Sunday, 17 May 2015
All about Council
19 April 2015
I decide to prepare some guidelines for new Council members. In the past, when you joined Council, it all came as a nasty shock.
So I start writing. First I explain about CIPA’s Governance Structure and how Council fits into it; I do not mention square pegs and round holes although I am tempted to. Then I explain how Council meetings work, which they don’t, usually, so I have to make a lot of this up. Finally I explain what is expected of Council members. This bit is cribbed from what I have heard Mr Davies say he would like Council members to do. I might have to add a glossary for some of the terms he uses, because they are not normally in a patent attorney’s vocabulary.
I include guidance on reclaiming expenses (primarily, don’t try anything clever because the IGC will see straight through it) and on CIPA’s current biscuit policy. Then I explain about Council being transparent and accountable, especially to its own members, which is why we always get shown the agenda a day or so in advance and not just at the meeting like on some of the committees, and we always get shown the minutes to make sure they say what we thought we’d said and not what other people heard, and we sometimes get shown the papers in case we want to understand what we’re making decisions about although clearly this bit is optional because as all good meeting attendees know, a decision is best made on the day once you know how your arch-enemy is going to vote.
In the bit about the Governance Structure, I get a bit fancy-pantsy and lyrical and talk about Council being the brain and conscience of the Institute and the committees and staff being its eyes and ears and limbs. This is stretching a metaphor, I know, because if Council really were a brain then all the psychotherapists in the world wouldn’t know what to do with it, but I am relying on the Poetic Licence defence.

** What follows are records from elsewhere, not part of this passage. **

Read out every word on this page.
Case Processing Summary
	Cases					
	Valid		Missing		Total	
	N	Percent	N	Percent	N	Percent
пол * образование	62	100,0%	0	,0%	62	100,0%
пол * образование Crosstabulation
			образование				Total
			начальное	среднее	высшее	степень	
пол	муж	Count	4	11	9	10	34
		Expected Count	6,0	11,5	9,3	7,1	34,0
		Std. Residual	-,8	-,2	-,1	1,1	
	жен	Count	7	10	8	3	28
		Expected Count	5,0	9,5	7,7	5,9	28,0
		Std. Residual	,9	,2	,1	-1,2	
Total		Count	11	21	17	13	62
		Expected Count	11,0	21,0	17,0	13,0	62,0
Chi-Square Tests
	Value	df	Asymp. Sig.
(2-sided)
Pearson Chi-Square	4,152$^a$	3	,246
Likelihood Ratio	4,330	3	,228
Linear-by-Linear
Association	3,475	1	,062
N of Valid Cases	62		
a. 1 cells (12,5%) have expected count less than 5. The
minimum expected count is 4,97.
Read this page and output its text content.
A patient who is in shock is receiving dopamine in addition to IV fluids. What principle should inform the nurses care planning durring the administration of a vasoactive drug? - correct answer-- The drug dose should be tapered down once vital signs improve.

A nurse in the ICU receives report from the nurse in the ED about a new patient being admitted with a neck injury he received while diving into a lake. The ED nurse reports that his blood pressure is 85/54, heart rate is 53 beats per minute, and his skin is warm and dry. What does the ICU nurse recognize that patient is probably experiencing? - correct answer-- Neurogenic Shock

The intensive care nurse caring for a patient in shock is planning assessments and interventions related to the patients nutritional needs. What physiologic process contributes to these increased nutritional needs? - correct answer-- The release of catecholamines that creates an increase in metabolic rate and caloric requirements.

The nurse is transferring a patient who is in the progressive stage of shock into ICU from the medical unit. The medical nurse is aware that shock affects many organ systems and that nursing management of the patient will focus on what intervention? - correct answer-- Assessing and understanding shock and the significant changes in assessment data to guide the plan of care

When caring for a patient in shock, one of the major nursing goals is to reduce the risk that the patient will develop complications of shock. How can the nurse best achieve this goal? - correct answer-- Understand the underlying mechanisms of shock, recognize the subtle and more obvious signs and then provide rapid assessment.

The EyePeePee, who is a bit soft like that, says he would like to see a reference to the Institute’s heart. Tumbleweed drifts through our inboxes. Eventually I say Perhaps the heart of CIPA is its members? I say this because the brain cannot function without the heart but the heart can keep beating long after the brain has departed the real world, and this seems entirely appropriate in the context. Mr Davies asks Which bit of the Institute is the liver?, and I know he has asked this because the liver produces bile but I refuse to rise to the bait. I am not going to go through Gray’s Anatomy assigning organs to the various parts of CIPA; that way would surely lie disaster. Although I can think of an obvious medical metaphor for the Vice-President who got in by accident and is waiting to be found out.